Nature Meditation #25 – Nature is No Saint

“Nature, as we know her, is no saint.” – Henry David Thoreau, Essays

Any writer knows that there are only a few possible major conflicts available when writing fiction: Man against Man, Man against Himself, and Man against Nature. Only within the last fifty years or so has mankind in the developed nations of the world truly been able to insulate himself/herself from the power of nature. We rarely encounter animal predators, we maintain temperatures for our comfort, and food is (for the most part) readily available.

Things are different in other parts of the world, and even in the poorer areas of developed countries.

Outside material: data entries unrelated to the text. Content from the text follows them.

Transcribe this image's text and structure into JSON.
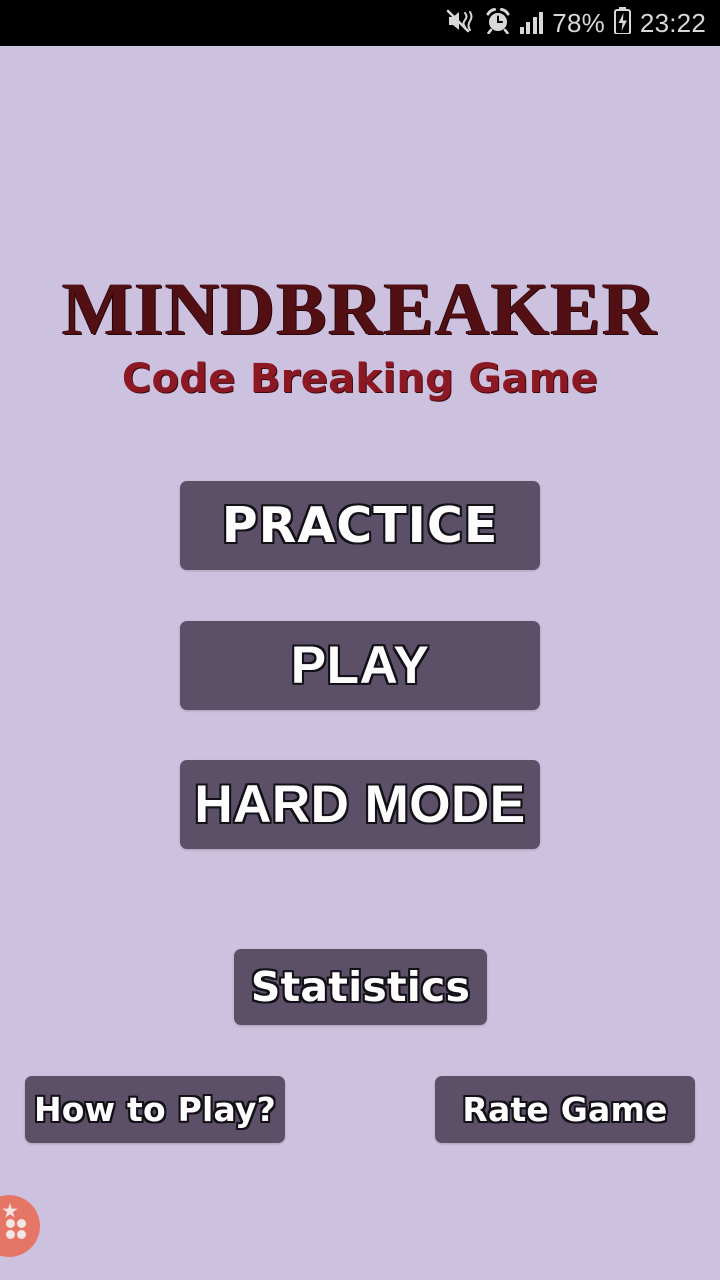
{
  "status_bar": {
    "icons": [
      "mute-vibrate-icon",
      "alarm-clock-icon",
      "signal-bars-icon",
      "battery-charging-icon"
    ],
    "battery_percent": "78%",
    "time": "23:22",
    "background_color": "#000000",
    "text_color": "#d8d8d8"
  },
  "title_block": {
    "title": "MINDBREAKER",
    "subtitle": "Code Breaking Game",
    "title_color": "#520f14",
    "subtitle_color": "#8b1822"
  },
  "menu": {
    "primary_buttons": [
      {
        "label": "PRACTICE"
      },
      {
        "label": "PLAY"
      },
      {
        "label": "HARD MODE"
      }
    ],
    "stats_label": "Statistics",
    "bottom_buttons": [
      {
        "label": "How to Play?"
      },
      {
        "label": "Rate Game"
      }
    ],
    "button_color": "#5c5068",
    "button_text_color": "#fdfdfd"
  },
  "overlay": {
    "fab_icon": "dots-star-bubble-icon",
    "fab_color": "#e8705c"
  },
  "screen": {
    "background_color": "#ccc1de"
  }
}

But the thing we still struggle against, everywhere, is the fury of nature: floods, earthquakes, tornados, hurricanes, tsunamis, volcanoes. These are Nature’s Fury – and we are defenseless.

The following is taken from The Quotable Nature Lover, text by John A. Murray, “For every tranquil day at Edward Hopper’s lighthouse on Cape Cod there is one filled with Winslow Homer’s terrible shipwrecks. For every uneventful summer afternoon in the sunflower fields of western Kansas there is one in which tornadoes drop from the sky and flatten unsuspecting towns. For every family album photograph of Mount St. Helens still wrapped in old growth forest there is one in which it seems a nuclear bomb has just been detonated.”

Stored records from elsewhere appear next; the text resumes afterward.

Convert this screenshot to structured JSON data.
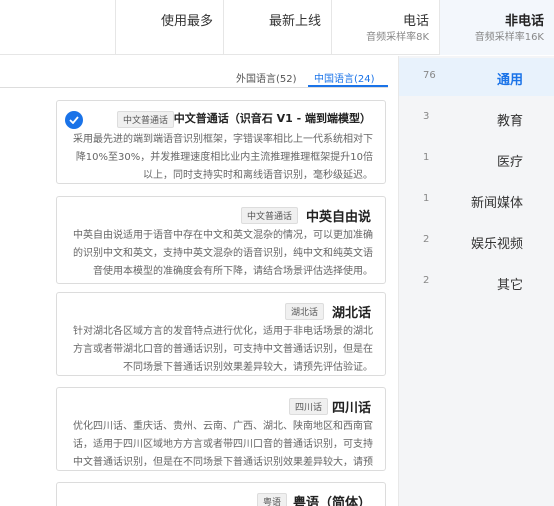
{
  "top_tabs": [
    {
      "title": "使用最多",
      "subtitle": ""
    },
    {
      "title": "最新上线",
      "subtitle": ""
    },
    {
      "title": "电话",
      "subtitle": "音频采样率8K"
    },
    {
      "title": "非电话",
      "subtitle": "音频采样率16K"
    }
  ],
  "sidebar": {
    "items": [
      {
        "label": "通用",
        "count": "76"
      },
      {
        "label": "教育",
        "count": "3"
      },
      {
        "label": "医疗",
        "count": "1"
      },
      {
        "label": "新闻媒体",
        "count": "1"
      },
      {
        "label": "娱乐视频",
        "count": "2"
      },
      {
        "label": "其它",
        "count": "2"
      }
    ]
  },
  "sub_tabs": {
    "chinese": "中国语言(24)",
    "foreign": "外国语言(52)"
  },
  "cards": [
    {
      "title": "中文普通话（识音石 V1 - 端到端模型）",
      "tag": "中文普通话",
      "desc": "采用最先进的端到端语音识别框架，字错误率相比上一代系统相对下降10%至30%，并发推理速度相比业内主流推理推理框架提升10倍以上，同时支持实时和离线语音识别，毫秒级延迟。",
      "selected": true
    },
    {
      "title": "中英自由说",
      "tag": "中文普通话",
      "desc": "中英自由说适用于语音中存在中文和英文混杂的情况，可以更加准确的识别中文和英文，支持中英文混杂的语音识别，纯中文和纯英文语音使用本模型的准确度会有所下降，请结合场景评估选择使用。",
      "selected": false
    },
    {
      "title": "湖北话",
      "tag": "湖北话",
      "desc": "针对湖北各区域方言的发音特点进行优化，适用于非电话场景的湖北方言或者带湖北口音的普通话识别，可支持中文普通话识别，但是在不同场景下普通话识别效果差异较大，请预先评估验证。",
      "selected": false
    },
    {
      "title": "四川话",
      "tag": "四川话",
      "desc": "优化四川话、重庆话、贵州、云南、广西、湖北、陕南地区和西南官话，适用于四川区域地方方言或者带四川口音的普通话识别，可支持中文普通话识别，但是在不同场景下普通话识别效果差异较大，请预先评估验证。",
      "selected": false
    },
    {
      "title": "粤语（简体）",
      "tag": "粤语",
      "desc": "",
      "selected": false
    }
  ]
}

All too quickly, we can all recall natural disasters that have affected someone somewhere in our nation, if not within our very home state.  Most recently – and close to Oklahoma, was the one-year anniversary of the Joplin tornado, said to have destroyed half of that city located in far southwestern Missouri, only a few miles from Oklahoma.

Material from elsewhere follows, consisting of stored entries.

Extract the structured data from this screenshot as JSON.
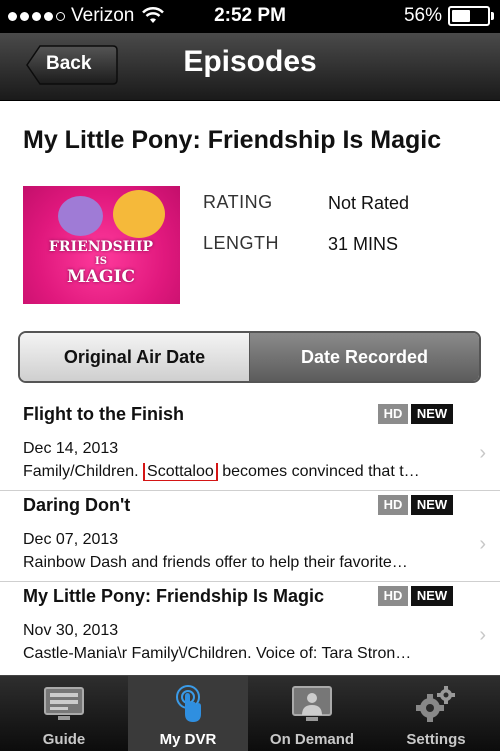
{
  "status_bar": {
    "carrier": "Verizon",
    "time": "2:52 PM",
    "battery": "56%",
    "battery_level": 0.56,
    "signal_bars_filled": 4
  },
  "navbar": {
    "back_label": "Back",
    "title": "Episodes"
  },
  "show": {
    "title": "My Little Pony: Friendship Is Magic",
    "poster_text": [
      "FRIENDSHIP",
      "IS",
      "MAGIC"
    ],
    "rating_label": "RATING",
    "rating_value": "Not Rated",
    "length_label": "LENGTH",
    "length_value": "31 MINS"
  },
  "sort": {
    "options": [
      "Original Air Date",
      "Date Recorded"
    ],
    "selected": "Date Recorded"
  },
  "episodes": [
    {
      "title": "Flight to the Finish",
      "hd": "HD",
      "new": "NEW",
      "date": "Dec 14, 2013",
      "desc_prefix": "Family/Children.",
      "desc_highlight": "Scottaloo",
      "desc_suffix": "becomes convinced that t…"
    },
    {
      "title": "Daring Don't",
      "hd": "HD",
      "new": "NEW",
      "date": "Dec 07, 2013",
      "desc": "Rainbow Dash and friends offer to help their favorite…"
    },
    {
      "title": "My Little Pony: Friendship Is Magic",
      "hd": "HD",
      "new": "NEW",
      "date": "Nov 30, 2013",
      "desc": "Castle-Mania\\r Family\\/Children. Voice of: Tara Stron…"
    }
  ],
  "tabs": [
    {
      "label": "Guide",
      "icon": "tv-guide-icon"
    },
    {
      "label": "My DVR",
      "icon": "touch-hand-icon",
      "active": true
    },
    {
      "label": "On Demand",
      "icon": "presenter-screen-icon"
    },
    {
      "label": "Settings",
      "icon": "gears-icon"
    }
  ],
  "colors": {
    "highlight_box": "#d41515",
    "poster_pink": "#e0187d"
  }
}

No, Nature is no saint. To humans, Nature probably represents one of the greatest threats to human life, and something that we can not control, no matter how hard we try. We’ve gotten good at predicting some things. Using computer models, we can predict the paths of storms, guess the way that the winds are going to change as atmospheric currents contact one another, hot and cold air colliding. We use radar to track thunderstorms, and to offer some warning before severe storms occur. We can monitor changes in the earth, but we still can’t tell for sure when a volcano might erupt, a earthquake might happen, a mudslide or forest fire might occur, or a tornado or hurricane might become a lifethreatening storm.

Nature is no more predictable than our lives are predictable. The future is unknown – and always will be. So how do we get past the fear, the scariness of the environment around us? I think that the only way I can get around it is to accept that uncertainty is part of life, the unknown IS life. It always has been, and it always will be.

Nature is beautiful; nature is awesome and powerful. We must accept the good days and the bad days in our lives, and take the opportunities that are placed before us by each of those days. We should be as prepared as we can be for natural disasters, and then carry on with our lives when the bad days are past.